Monday, May 6, 2013

Bloodlines

     Been thinking on our mortality a lot recently...
     Strange topic, I know. And slightly depressing and scary.

      Went to visit Nano yesterday, which was nice. There's just something good about talking with her, because you know in the back of your mind, most people don't have their great-grandmas as long as I've had mine. And old people just have such a completely different mindset on life than we do now...

     Meg the cat had kittens a few weeks ago, and they're just now old enough to be adopted. One of Mom's cousins wanted one, so she drove east to Tahlequah to drop off the kitten before going to Westville to see Nano. Since the track is about a ten-minute walk from my dorm, I walked down there and rode with her.

     It was a good visit, we went grocery shopping and organized the medicine and looked through old picture albums. And also got a lamp from her neighbor's house and set it in the back room to await repairs.

     Nano just seemed so frail. It's incredibly sad to see elderly relatives you enjoy being around getting older. Her spirit is well, but beginning to wear down and out. Her eyesight is failing, and she can't move aroud quite as well as she once could. Still very healthy for a 92-year-old, but on the other hand...
     Seems like a lot of relatives' health are all crashing downhill at the same time...it's sort of scary, it'll be such a huge change, life will, when they're no longer here.

     Anyway, like I was saying, we were looking through old pictures, extremely old photographs, most of them. From the '20s and '30s, slowly increasing to nine years ago. A lot of characters from the early old stories are there: Charlie the train engineer, Nano's dad; her brothers Marvin and Leo, her sisters Lois and Ina, this unusual neighbor named Aint Sairy... Then later, pictures of everyone and their various beaux, which go with stories of dates to church and not marrying a man because of his rough hands... And then pictures of Nano and Dado, and Mimi, my grandma, as a little girl, in all the various places that they lived. Seeing what these locations of the tales Mimi would tell actually looked like, brings a whole new demension to the stories.
     Got me to thinking about the sort of people I came from.

     I've never been able to keep most anybody very straight, unfortunately; the really great historians are all very distantly related, so I don't know much. Through my mom's side, the Morrises, Cagles and Lankfords, were mostly farmers and such, a blend of English, Scotch and Cherokee that originally started out somewhere in eastern Tennessee and Kentucky, gradually moving west into Oklahoma. One of Mom's cousins is a congressman. The Lankfords were mostly the same; from Virginia into Tennessee, then to Oklahoma at some later point. Most of them were farmers or ranchers, and when electricity came in; they all jumped on that. Switching back to Mom's mom's side, Dado single-handedly wired the entire town of Westville for electricity in 1946. Back to Mom's dad's side, Papa Lankford was a preacher and carpenter, and fourteen generations back in our family forest you can find Thomas Jefferson.

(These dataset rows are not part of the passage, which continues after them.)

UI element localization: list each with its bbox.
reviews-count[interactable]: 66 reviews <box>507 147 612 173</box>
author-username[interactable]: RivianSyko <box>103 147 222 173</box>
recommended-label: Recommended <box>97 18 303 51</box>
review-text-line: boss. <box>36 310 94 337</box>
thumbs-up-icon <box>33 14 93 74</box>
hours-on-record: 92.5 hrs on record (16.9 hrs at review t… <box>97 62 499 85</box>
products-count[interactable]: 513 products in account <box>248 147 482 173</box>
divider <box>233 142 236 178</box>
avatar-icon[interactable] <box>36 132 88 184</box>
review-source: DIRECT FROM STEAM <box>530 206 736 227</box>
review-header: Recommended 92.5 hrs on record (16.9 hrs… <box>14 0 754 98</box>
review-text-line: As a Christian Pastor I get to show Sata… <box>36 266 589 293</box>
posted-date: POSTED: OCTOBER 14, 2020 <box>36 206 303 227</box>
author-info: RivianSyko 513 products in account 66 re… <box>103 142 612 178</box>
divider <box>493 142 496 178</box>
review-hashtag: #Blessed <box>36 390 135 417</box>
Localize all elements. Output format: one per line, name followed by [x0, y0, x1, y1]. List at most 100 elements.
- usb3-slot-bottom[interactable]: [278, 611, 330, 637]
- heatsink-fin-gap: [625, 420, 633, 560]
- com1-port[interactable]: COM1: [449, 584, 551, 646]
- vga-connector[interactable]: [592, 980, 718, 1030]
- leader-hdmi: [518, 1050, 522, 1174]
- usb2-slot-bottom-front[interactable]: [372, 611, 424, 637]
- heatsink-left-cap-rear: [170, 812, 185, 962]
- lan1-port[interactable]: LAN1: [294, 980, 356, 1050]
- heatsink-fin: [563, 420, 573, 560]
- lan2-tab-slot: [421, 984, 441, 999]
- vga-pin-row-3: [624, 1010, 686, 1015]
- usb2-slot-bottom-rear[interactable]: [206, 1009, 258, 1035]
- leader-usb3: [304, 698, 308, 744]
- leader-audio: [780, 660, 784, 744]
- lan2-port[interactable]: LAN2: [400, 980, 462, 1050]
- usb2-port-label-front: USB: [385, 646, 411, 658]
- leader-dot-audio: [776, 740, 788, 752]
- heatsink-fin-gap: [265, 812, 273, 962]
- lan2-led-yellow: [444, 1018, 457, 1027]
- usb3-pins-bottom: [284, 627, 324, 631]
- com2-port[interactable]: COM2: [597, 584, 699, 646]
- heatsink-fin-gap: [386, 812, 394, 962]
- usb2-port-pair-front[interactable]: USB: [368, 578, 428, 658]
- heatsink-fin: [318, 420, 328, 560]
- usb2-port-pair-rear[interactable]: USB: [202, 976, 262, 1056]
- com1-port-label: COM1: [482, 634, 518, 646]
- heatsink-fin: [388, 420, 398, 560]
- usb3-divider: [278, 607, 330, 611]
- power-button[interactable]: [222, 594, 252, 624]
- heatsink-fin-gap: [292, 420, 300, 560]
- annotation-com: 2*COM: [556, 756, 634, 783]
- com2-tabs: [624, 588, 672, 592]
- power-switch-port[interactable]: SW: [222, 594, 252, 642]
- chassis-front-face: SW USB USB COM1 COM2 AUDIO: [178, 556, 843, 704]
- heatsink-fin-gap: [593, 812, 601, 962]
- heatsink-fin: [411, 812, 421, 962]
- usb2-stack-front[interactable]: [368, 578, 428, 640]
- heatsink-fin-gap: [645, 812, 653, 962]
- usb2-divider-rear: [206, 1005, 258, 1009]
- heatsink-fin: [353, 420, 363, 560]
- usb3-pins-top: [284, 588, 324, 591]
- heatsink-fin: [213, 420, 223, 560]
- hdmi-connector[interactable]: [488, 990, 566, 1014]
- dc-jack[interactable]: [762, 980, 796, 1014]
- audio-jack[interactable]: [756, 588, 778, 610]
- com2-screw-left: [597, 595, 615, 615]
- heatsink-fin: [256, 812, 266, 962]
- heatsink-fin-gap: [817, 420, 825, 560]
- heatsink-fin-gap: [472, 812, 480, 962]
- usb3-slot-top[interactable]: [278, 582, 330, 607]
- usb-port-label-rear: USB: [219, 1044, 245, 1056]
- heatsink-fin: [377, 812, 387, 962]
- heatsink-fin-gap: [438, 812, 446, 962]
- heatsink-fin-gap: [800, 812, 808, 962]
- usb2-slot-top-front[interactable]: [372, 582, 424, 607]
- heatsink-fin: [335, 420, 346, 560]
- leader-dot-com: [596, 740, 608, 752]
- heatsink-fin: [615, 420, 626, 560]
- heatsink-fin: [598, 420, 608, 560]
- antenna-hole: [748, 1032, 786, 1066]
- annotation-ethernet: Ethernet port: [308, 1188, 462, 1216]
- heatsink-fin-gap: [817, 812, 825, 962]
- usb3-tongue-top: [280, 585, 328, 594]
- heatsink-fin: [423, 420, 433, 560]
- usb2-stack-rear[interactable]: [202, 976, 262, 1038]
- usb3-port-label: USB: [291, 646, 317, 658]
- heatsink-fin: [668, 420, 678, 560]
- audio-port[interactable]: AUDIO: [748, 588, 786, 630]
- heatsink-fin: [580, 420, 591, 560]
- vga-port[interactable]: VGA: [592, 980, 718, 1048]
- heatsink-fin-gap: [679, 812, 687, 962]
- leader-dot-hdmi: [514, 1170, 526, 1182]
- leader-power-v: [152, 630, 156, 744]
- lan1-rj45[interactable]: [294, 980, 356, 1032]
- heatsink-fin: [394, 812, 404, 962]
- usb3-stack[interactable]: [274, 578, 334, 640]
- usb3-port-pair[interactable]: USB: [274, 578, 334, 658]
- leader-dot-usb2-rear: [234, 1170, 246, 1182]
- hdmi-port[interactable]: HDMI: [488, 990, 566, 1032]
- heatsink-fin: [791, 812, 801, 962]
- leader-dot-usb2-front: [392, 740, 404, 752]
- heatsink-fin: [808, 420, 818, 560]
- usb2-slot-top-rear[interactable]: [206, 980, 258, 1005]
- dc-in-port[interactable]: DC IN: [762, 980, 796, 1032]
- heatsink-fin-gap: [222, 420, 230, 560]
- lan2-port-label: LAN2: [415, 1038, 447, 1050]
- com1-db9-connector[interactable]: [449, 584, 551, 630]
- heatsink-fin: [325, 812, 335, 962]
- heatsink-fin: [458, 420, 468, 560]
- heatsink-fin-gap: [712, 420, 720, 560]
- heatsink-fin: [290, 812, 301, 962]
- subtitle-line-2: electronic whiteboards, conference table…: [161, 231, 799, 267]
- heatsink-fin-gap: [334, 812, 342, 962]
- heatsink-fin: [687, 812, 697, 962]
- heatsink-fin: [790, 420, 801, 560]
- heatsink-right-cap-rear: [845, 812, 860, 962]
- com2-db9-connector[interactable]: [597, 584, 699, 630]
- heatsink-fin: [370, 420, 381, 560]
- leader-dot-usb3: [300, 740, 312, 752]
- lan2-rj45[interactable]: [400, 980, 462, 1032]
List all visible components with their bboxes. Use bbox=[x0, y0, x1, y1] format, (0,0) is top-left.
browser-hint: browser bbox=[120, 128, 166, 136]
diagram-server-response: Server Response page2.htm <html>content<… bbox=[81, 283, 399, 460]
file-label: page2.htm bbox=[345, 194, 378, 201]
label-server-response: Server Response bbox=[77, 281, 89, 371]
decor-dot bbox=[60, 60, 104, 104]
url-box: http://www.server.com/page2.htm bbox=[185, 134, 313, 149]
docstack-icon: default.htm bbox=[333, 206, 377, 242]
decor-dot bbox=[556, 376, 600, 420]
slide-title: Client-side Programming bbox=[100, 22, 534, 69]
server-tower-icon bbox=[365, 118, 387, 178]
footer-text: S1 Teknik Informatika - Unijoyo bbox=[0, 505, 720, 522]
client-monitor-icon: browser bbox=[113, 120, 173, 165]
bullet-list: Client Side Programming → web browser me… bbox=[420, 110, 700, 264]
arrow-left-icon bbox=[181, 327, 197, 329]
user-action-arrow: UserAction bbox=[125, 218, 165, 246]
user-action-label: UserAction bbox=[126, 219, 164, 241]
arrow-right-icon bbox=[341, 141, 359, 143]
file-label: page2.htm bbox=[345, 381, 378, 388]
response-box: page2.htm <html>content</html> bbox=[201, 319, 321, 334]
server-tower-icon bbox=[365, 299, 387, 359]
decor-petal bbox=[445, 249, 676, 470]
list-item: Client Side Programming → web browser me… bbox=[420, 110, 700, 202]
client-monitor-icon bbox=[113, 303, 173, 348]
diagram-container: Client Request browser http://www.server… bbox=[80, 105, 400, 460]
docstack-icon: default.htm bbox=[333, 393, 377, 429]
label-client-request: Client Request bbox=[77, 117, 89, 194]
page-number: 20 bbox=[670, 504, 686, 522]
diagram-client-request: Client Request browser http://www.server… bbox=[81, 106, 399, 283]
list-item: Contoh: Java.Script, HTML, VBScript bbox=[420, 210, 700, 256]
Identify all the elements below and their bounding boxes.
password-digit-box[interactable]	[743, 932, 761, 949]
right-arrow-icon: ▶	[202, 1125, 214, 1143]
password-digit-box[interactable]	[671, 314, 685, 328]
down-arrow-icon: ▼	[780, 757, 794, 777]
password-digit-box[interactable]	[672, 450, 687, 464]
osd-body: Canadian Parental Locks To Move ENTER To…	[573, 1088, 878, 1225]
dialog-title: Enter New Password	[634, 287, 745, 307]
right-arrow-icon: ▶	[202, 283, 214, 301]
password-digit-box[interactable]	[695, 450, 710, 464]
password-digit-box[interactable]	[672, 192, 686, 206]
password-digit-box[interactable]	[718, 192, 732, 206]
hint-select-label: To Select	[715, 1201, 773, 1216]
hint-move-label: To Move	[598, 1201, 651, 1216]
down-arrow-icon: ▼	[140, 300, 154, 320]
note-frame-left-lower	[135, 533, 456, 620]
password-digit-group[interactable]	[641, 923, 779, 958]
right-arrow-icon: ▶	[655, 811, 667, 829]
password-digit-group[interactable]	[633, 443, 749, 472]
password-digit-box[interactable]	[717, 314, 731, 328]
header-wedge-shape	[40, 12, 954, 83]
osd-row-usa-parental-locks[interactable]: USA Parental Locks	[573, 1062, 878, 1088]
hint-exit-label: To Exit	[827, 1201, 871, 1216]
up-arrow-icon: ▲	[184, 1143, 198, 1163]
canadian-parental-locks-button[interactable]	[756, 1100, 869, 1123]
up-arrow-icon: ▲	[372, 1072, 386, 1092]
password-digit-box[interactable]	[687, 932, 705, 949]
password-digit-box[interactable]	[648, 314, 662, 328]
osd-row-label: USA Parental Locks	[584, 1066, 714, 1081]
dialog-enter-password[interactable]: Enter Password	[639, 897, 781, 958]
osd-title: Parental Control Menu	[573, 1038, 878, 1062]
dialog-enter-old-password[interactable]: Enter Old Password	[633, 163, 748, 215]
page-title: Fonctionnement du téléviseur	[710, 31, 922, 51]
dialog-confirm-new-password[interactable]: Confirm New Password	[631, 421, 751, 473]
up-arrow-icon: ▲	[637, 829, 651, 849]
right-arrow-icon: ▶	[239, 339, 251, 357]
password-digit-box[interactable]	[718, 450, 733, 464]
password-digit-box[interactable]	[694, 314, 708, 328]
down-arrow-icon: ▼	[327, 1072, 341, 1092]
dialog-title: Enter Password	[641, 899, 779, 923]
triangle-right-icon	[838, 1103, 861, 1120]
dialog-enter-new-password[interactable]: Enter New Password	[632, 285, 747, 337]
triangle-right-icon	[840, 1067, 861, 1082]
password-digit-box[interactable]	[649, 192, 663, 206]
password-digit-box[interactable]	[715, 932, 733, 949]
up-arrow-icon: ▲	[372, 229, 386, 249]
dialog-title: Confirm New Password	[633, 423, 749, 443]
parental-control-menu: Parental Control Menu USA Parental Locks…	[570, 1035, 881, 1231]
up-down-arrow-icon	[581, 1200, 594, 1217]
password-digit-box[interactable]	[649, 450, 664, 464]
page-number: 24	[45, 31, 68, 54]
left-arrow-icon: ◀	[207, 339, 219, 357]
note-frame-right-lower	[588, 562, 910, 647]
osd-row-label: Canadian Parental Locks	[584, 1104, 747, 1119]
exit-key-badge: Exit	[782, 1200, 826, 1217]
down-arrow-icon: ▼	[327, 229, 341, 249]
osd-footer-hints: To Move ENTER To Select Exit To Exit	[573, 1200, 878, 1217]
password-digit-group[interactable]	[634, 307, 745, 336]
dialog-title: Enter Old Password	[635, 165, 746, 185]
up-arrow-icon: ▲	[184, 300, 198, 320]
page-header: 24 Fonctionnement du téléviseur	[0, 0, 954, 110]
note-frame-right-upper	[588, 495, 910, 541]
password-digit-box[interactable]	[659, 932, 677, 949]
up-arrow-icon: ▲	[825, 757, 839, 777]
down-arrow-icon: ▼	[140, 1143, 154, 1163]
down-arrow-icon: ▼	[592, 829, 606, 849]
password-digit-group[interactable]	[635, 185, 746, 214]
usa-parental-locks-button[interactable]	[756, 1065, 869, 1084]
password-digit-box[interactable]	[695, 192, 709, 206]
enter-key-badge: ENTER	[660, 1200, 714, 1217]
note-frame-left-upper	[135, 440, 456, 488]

     I don't know much at all about Dad's side of the family; nobody else does, either. Irish blood is in there for sure somewhere, legend has it from a band of pirates. Cherokee and Creek blood came in there, too; the earliest I know of, those ancestors came from eastern Colorado, western Kansas and somewhere east, like North Carolina or Georgia. My dad's uncle is a senator, my great-grandpa (who I was named after) was a successful businessman in the optical field, and Dad's mom was a DJ.

     But mostly, there's just ordinary people, who had to work extremely hard for whatever they got in life. The storytelling gene has been passed down through the years, I seemed to have picked up an extra-strength dose of that one. Humor has been passed along as well, which is a fantastic legacy, although one that doesn't mesh as well with the intense drive to succeed.

     Whatever collection of personality quirks and histories go into making a person, well, here I am. It's impossible to tell exactly how much heredity and natural disposition vs. environment and circumstances go into making a person who they are, and even harder to assess your own personality and understand it, to accept both the strengths and weaknesses in their actual porportions in order to go through this life.

     I like looking through old pictures.